Pero tras toda esta construcción cultural omnipresente en Occidente, late sin duda una profunda falsedad. El hecho de que una persona del calibre intelectual de Stephen Hawking —catedrático de Física y Matemáticas Aplicadas en Cambridge, y titular de un largo elenco de distinciones— crea firmemente (pues así creen los incrédulos ortodoxos: con fe inquebrantable) que el Cielo es un cuento de hadas, una mentira, pone sobre el tapete una cuestión de más calado: la pérdida progresiva de la inocencia y el asombro como puntos de arranque no ya de todo filosofar —como señalaba Aristóteles en el Libro i de la Metafísica—, sino del acto mismo de mirar el mundo. Asomarse a la realidad desde el acostumbramiento pervierte lo cotidiano en rutinario y, así, lo milagroso queda reducido aun dato que se da por supuesto: a algo que ya está garantizado (‘taken for granted’, en inglés). Sin embargo, el “hecho” de que el sol salga mañana —prescindiendo de la formulación exacta que requeriría la explicación “científica” de ese fenómeno—, no es algo que esté garantizado por nada ni por nadie. Es un “hecho” acerca del cual la simple repetición no levanta acta: no es capaz de certificarlo —es decir, de confirmarlo como cierto—. El milagro, sencilla y llanamente, no es que salga el sol, sino que haya sol; y que un ser ínfimo en un minúsculo planeta lo pueda contemplar. Pero si todo milagro es un don, un regalo en el que podemos percibir que todo lo que es —más incluso: que el mero hecho de que haya ser, y no la nada— es fruto de un exceso, y que por eso mismo es inmerecido, lo lógico sería imitar al Principito y contemplar la puesta de sol cuarenta veces en cada atardecer. De este modo se dan las gracias en la lógica del exceso; pues toda belleza ha sido entregada para ser disfrutada.

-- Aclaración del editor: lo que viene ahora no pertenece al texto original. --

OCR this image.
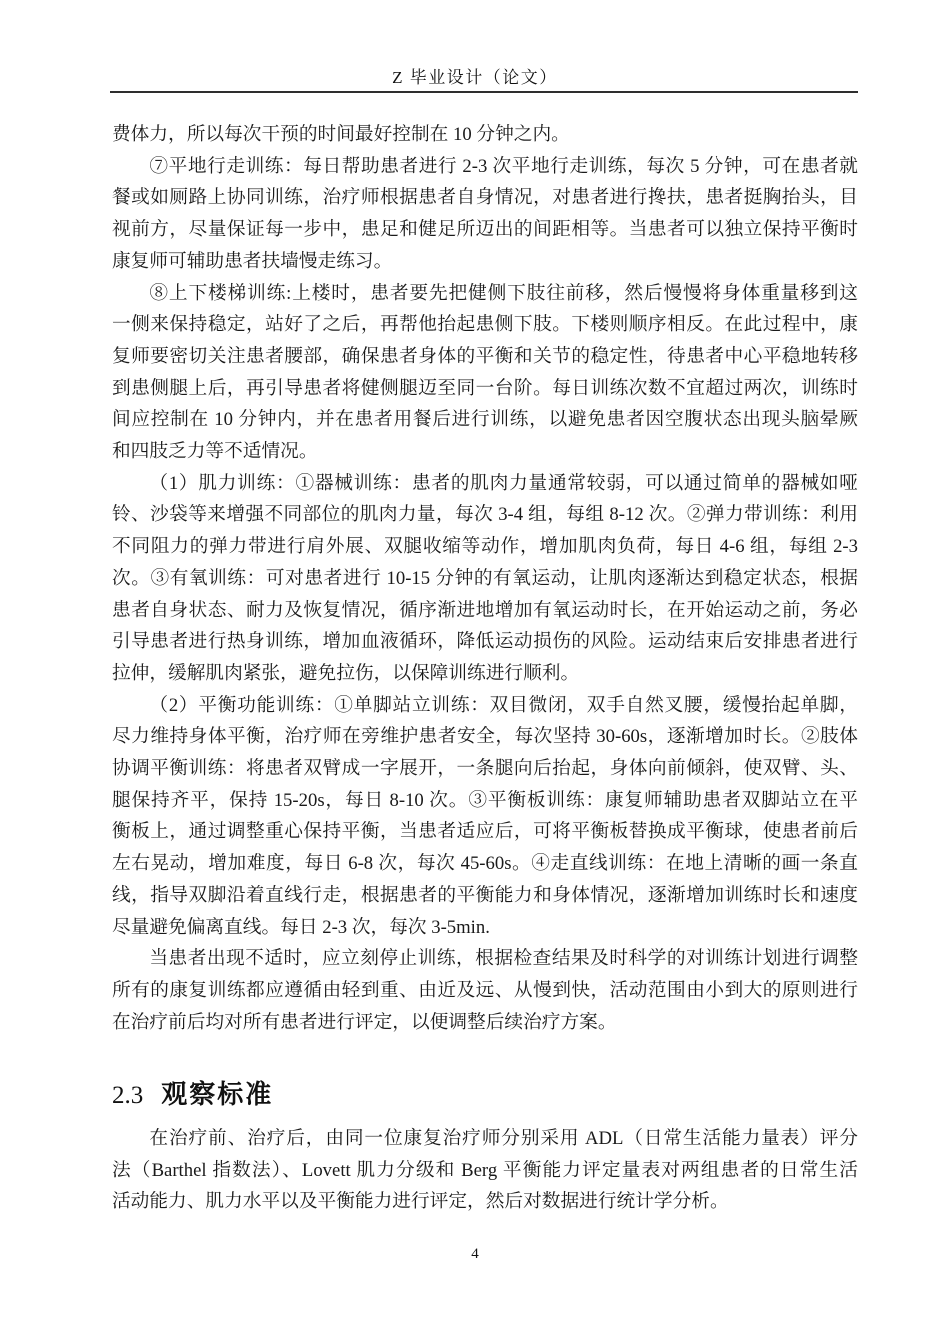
Z 毕业设计（论文）
费体力，所以每次干预的时间最好控制在 10 分钟之内。
⑦平地行走训练：每日帮助患者进行 2-3 次平地行走训练，每次 5 分钟，可在患者就
餐或如厕路上协同训练，治疗师根据患者自身情况，对患者进行搀扶，患者挺胸抬头，目
视前方，尽量保证每一步中，患足和健足所迈出的间距相等。当患者可以独立保持平衡时
康复师可辅助患者扶墙慢走练习。
⑧上下楼梯训练:上楼时，患者要先把健侧下肢往前移，然后慢慢将身体重量移到这
一侧来保持稳定，站好了之后，再帮他抬起患侧下肢。下楼则顺序相反。在此过程中，康
复师要密切关注患者腰部，确保患者身体的平衡和关节的稳定性，待患者中心平稳地转移
到患侧腿上后，再引导患者将健侧腿迈至同一台阶。每日训练次数不宜超过两次，训练时
间应控制在 10 分钟内，并在患者用餐后进行训练，以避免患者因空腹状态出现头脑晕厥
和四肢乏力等不适情况。
（1）肌力训练：①器械训练：患者的肌肉力量通常较弱，可以通过简单的器械如哑
铃、沙袋等来增强不同部位的肌肉力量，每次 3-4 组，每组 8-12 次。②弹力带训练：利用
不同阻力的弹力带进行肩外展、双腿收缩等动作，增加肌肉负荷，每日 4-6 组，每组 2-3
次。③有氧训练：可对患者进行 10-15 分钟的有氧运动，让肌肉逐渐达到稳定状态，根据
患者自身状态、耐力及恢复情况，循序渐进地增加有氧运动时长，在开始运动之前，务必
引导患者进行热身训练，增加血液循环，降低运动损伤的风险。运动结束后安排患者进行
拉伸，缓解肌肉紧张，避免拉伤，以保障训练进行顺利。
（2）平衡功能训练：①单脚站立训练：双目微闭，双手自然叉腰，缓慢抬起单脚，
尽力维持身体平衡，治疗师在旁维护患者安全，每次坚持 30-60s，逐渐增加时长。②肢体
协调平衡训练：将患者双臂成一字展开，一条腿向后抬起，身体向前倾斜，使双臂、头、
腿保持齐平，保持 15-20s，每日 8-10 次。③平衡板训练：康复师辅助患者双脚站立在平
衡板上，通过调整重心保持平衡，当患者适应后，可将平衡板替换成平衡球，使患者前后
左右晃动，增加难度，每日 6-8 次，每次 45-60s。④走直线训练：在地上清晰的画一条直
线，指导双脚沿着直线行走，根据患者的平衡能力和身体情况，逐渐增加训练时长和速度
尽量避免偏离直线。每日 2-3 次，每次 3-5min.
当患者出现不适时，应立刻停止训练，根据检查结果及时科学的对训练计划进行调整
所有的康复训练都应遵循由轻到重、由近及远、从慢到快，活动范围由小到大的原则进行
在治疗前后均对所有患者进行评定，以便调整后续治疗方案。
2.3 观察标准
在治疗前、治疗后，由同一位康复治疗师分别采用 ADL（日常生活能力量表）评分
法（Barthel 指数法）、Lovett 肌力分级和 Berg 平衡能力评定量表对两组患者的日常生活
活动能力、肌力水平以及平衡能力进行评定，然后对数据进行统计学分析。
4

Al afirmar que el Cielo es un cuento de hadas, Hawking quería decir, imagino, que se trata de una mentira, de palabras bonitas (y vacuas) para expresar un miedo a la aniquilación, a lo desconocido, a la Oscuridad definitiva. Sin embargo, se da la relevante circunstancia de que quien habla del cielo en esos términos es el mismo que ha corregido y llevado a desarrollos ulteriores algunos aspectos de la teoría de la relatividad formulada por Einstein. ¿Entonces? Quizá la dovela que sostiene este galimatías es una radical (y camuflada) paradoja: que lo que Hawking llama “cuento” (con hadas o sin ellas), o palabras simplonas, no es sino la huella del modo en que el ser humano se ha acercado a la esencia de la verdad desde el arcano de los tiempos. Porque todo buen cuento re-lata, es decir, vuelve a hacer presente un sentido de maravilla, de atávico asombro, que testifica que todo es don; que existe una verdad más allá de nuestro entendimiento, por avanzado, exacto y “científico” que éste pueda llegar a ser. El Cielo es verdad precisamente porque es el Mito con mayúsculas, el Cuento por excelencia.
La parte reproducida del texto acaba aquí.